I keep thinking for some reason of all the people in the world, lost, lonely, needy, poor, wounded, fighting...and How God came to give them abundant life. Or those who are hurt and full or regret, who won't forgive themselves or let life be abundant the way God desired. He never said, "I came to give you money, health, all your wildest dreams, fame and an easy life". He said that he came to give us "life to the full" and "abundant life" John 10:10
Bry and I have decided to have a whole new attitude about gratitude and let it be our guiding force for all our actions and words, the way we live life and the people that we become, who we teach our kids to be... all coming from this place of contentment and letting THAT be what guide us day to day. The abundant life God promised us is only going to come when we embrace this way of thinking. I have said before it's all about perspective... well it's about time that my beliefs start matching my actions. It's not enough just to SAY we know something if there isn't evidence of that in our lives. I love what David says about the Lord; His power, provision, and love...

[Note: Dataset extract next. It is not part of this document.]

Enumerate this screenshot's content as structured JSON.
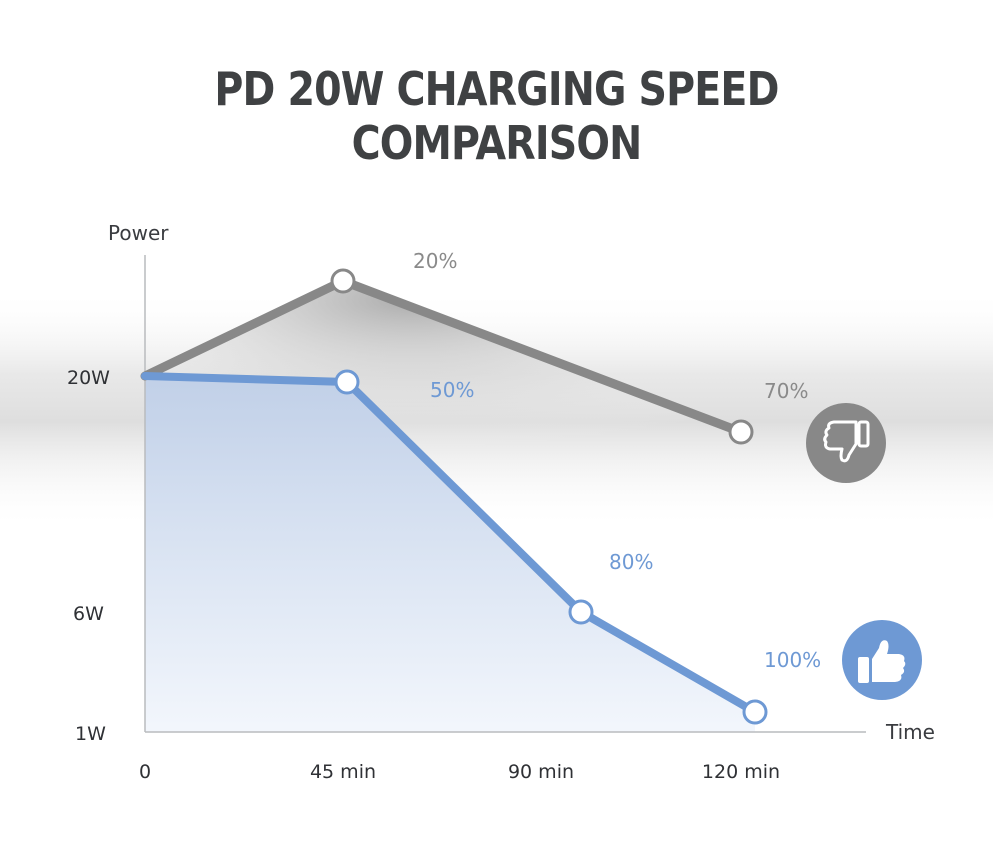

I cried out to God for help; I cried out to God to hear me.
When I was in distress, I sought the Lord; at night I stretched out untiring hands and my soul refused to be comforted.

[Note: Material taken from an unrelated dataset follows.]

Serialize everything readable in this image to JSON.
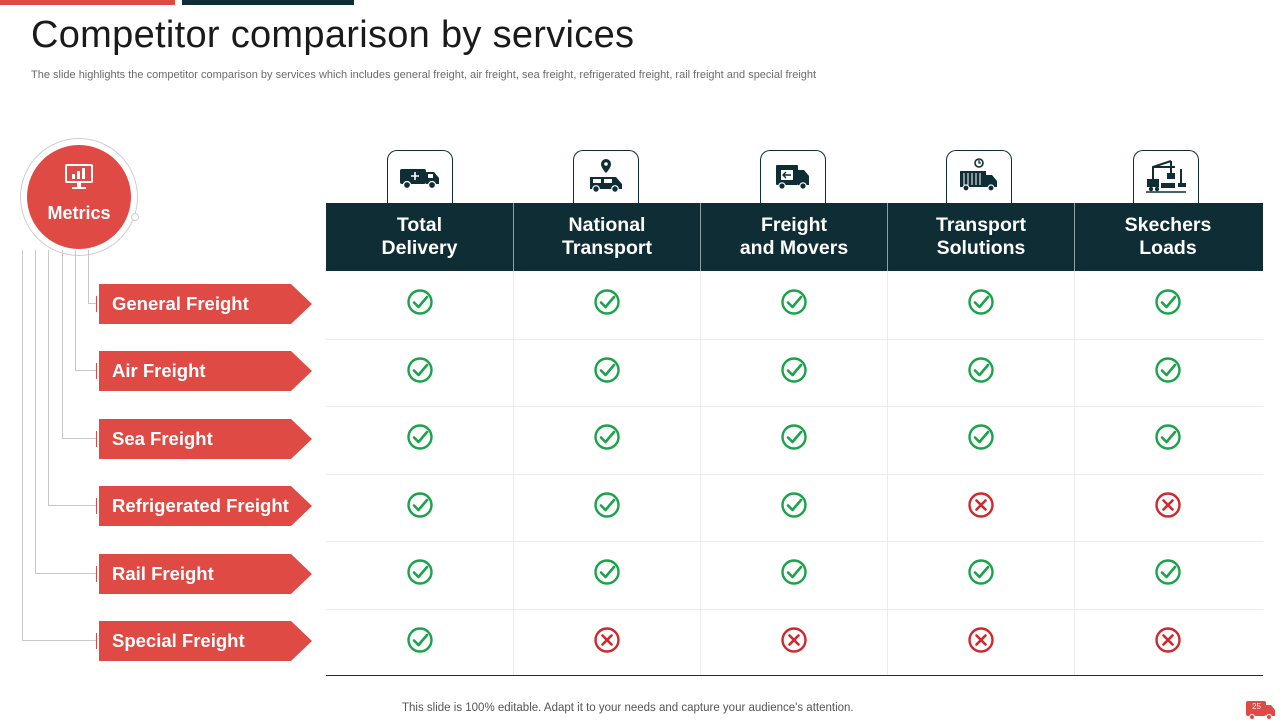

I remembered you, O God, and I groaned; I mused, and my spirit grew faint. "Selah"
You kept my eyes from closing; I was too troubled to speak.
I thought about the former days, the years of long ago;
I remembered my songs in the night. My heart mused and my spirit inquired:
"Will the Lord reject forever? Will he never show his favor again?

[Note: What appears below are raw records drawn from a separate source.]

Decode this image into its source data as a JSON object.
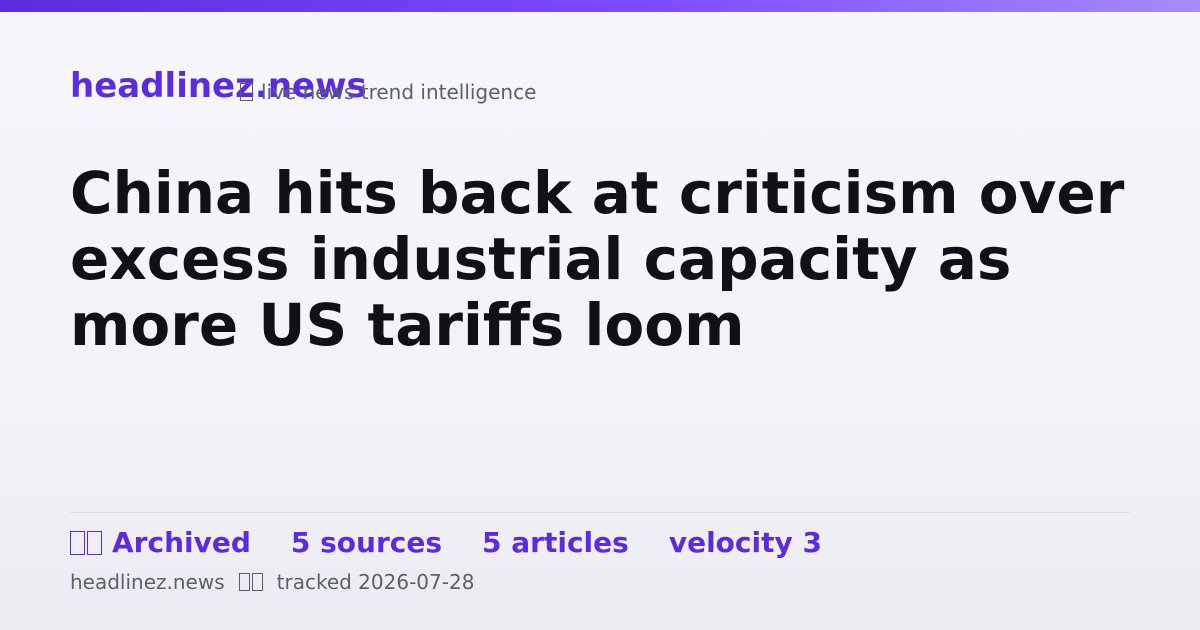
{
  "header": {
    "brand": "headlinez.news",
    "tagline": "live news trend intelligence"
  },
  "headline": "China hits back at criticism over excess industrial capacity as more US tariffs loom",
  "stats": [
    "Archived",
    "5 sources",
    "5 articles",
    "velocity 3"
  ],
  "footer": {
    "site": "headlinez.news",
    "tracked": "tracked 2026-07-28"
  }
}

Has his unfailing love vanished forever? Has his promise failed for all time?
Has God forgotten to be merciful? Has he in anger withheld his compassion?" "Selah"
Then I thought, "To this I will appeal: the years of the right hand of the Most High."
I will remember the deeds of the Lord; yes, I will remember your miracles of long ago.
I will meditate on all your works and consider all your mighty deeds.
Your ways, O God, are holy. What god is so great as our God?
You are the God who performs miracles; you display your power among the peoples.
With your mighty arm you redeemed your people, the descendants of Jacob and Joseph. "Selah"
The waters saw you, O God, the waters saw you and writhed; the very depths were convulsed.
The clouds poured down water, the skies resounded with thunder; your arrows flashed back and forth.
Your thunder was heard in the whirlwind, your lightning lit up the world; the earth trembled and quaked.
Your path led through the sea, your way through the mighty waters, though your footprints were not seen.
You led your people like a flock by the hand of Moses and Aaron.